Information
- First date: November 1, 2001
- Last date: November 1, 2001

Events
- Total events: 2

Fights
- Total fights: 19

Chronology
|  | 2001 in Maximum Fighting Championship | 2002 in MFC |

= 2001 in Maximum Fighting Championship =

The year 2001 is the first year in the history of the Maximum Fighting Championship, a mixed martial arts promotion based in Canada.
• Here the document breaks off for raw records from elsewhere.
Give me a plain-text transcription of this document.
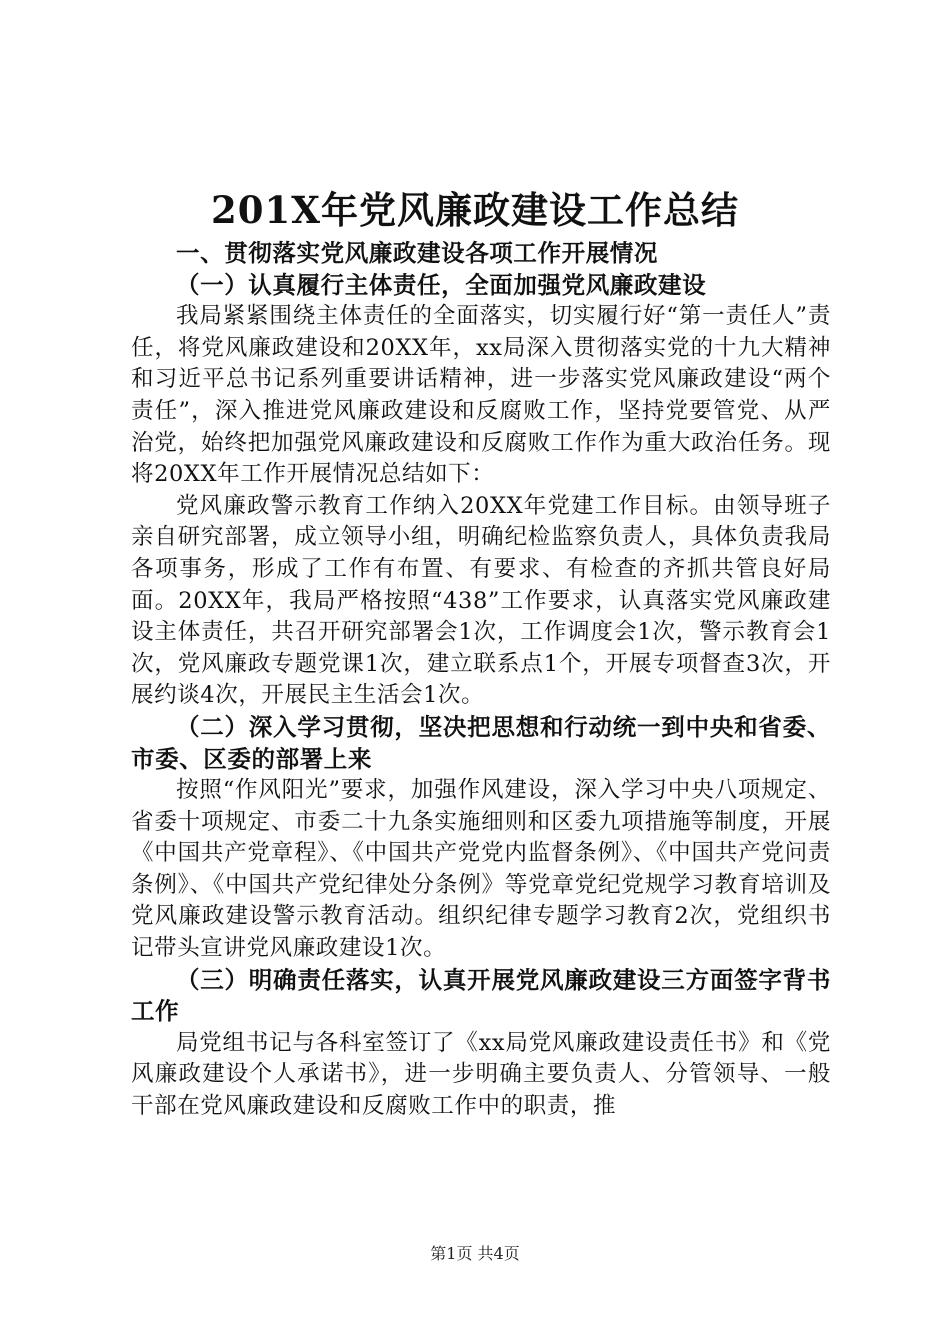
201X年党风廉政建设工作总结

一、贯彻落实党风廉政建设各项工作开展情况

（一）认真履行主体责任，全面加强党风廉政建设

我局紧紧围绕主体责任的全面落实，切实履行好“第一责任人”责任，将党风廉政建设和20XX年，xx局深入贯彻落实党的十九大精神和习近平总书记系列重要讲话精神，进一步落实党风廉政建设“两个责任”，深入推进党风廉政建设和反腐败工作，坚持党要管党、从严治党，始终把加强党风廉政建设和反腐败工作作为重大政治任务。现将20XX年工作开展情况总结如下：

党风廉政警示教育工作纳入20XX年党建工作目标。由领导班子亲自研究部署，成立领导小组，明确纪检监察负责人，具体负责我局各项事务，形成了工作有布置、有要求、有检查的齐抓共管良好局面。20XX年，我局严格按照“438”工作要求，认真落实党风廉政建设主体责任，共召开研究部署会1次，工作调度会1次，警示教育会1次，党风廉政专题党课1次，建立联系点1个，开展专项督查3次，开展约谈4次，开展民主生活会1次。

（二）深入学习贯彻，坚决把思想和行动统一到中央和省委、市委、区委的部署上来

按照“作风阳光”要求，加强作风建设，深入学习中央八项规定、省委十项规定、市委二十九条实施细则和区委九项措施等制度，开展《中国共产党章程》、《中国共产党党内监督条例》、《中国共产党问责条例》、《中国共产党纪律处分条例》等党章党纪党规学习教育培训及党风廉政建设警示教育活动。组织纪律专题学习教育2次，党组织书记带头宣讲党风廉政建设1次。

（三）明确责任落实，认真开展党风廉政建设三方面签字背书工作

局党组书记与各科室签订了《xx局党风廉政建设责任书》和《党风廉政建设个人承诺书》，进一步明确主要负责人、分管领导、一般干部在党风廉政建设和反腐败工作中的职责，推

第1页 共4页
In 2001, Maximum Fighting Championship held two events, beginning with MFC 1: Maximum Fighting.

==Events list==

| # | Event title | Date | Arena | Location | Attendance |
|---|---|---|---|---|---|
| 2 | MFC 2: Rumble at the Jungle | November 24, 2001 | West Edmonton Mall | Edmonton, Alberta |  |
| 1 | MFC 1: Maximum Fighting | March 3, 2001 | N/A | Grande Prairie, Alberta |  |

==MFC 1: Maximum Fighting==

MFC 1: Maximum Fighting was an event held on March 3, 2001, in Grande Prairie, Alberta, Canada.

==MFC 2: Rumble at the Jungle==

MFC 2: Rumble at the Jungle was an event held on November 24, 2001, at the West Edmonton Mall in Edmonton, Alberta, Canada.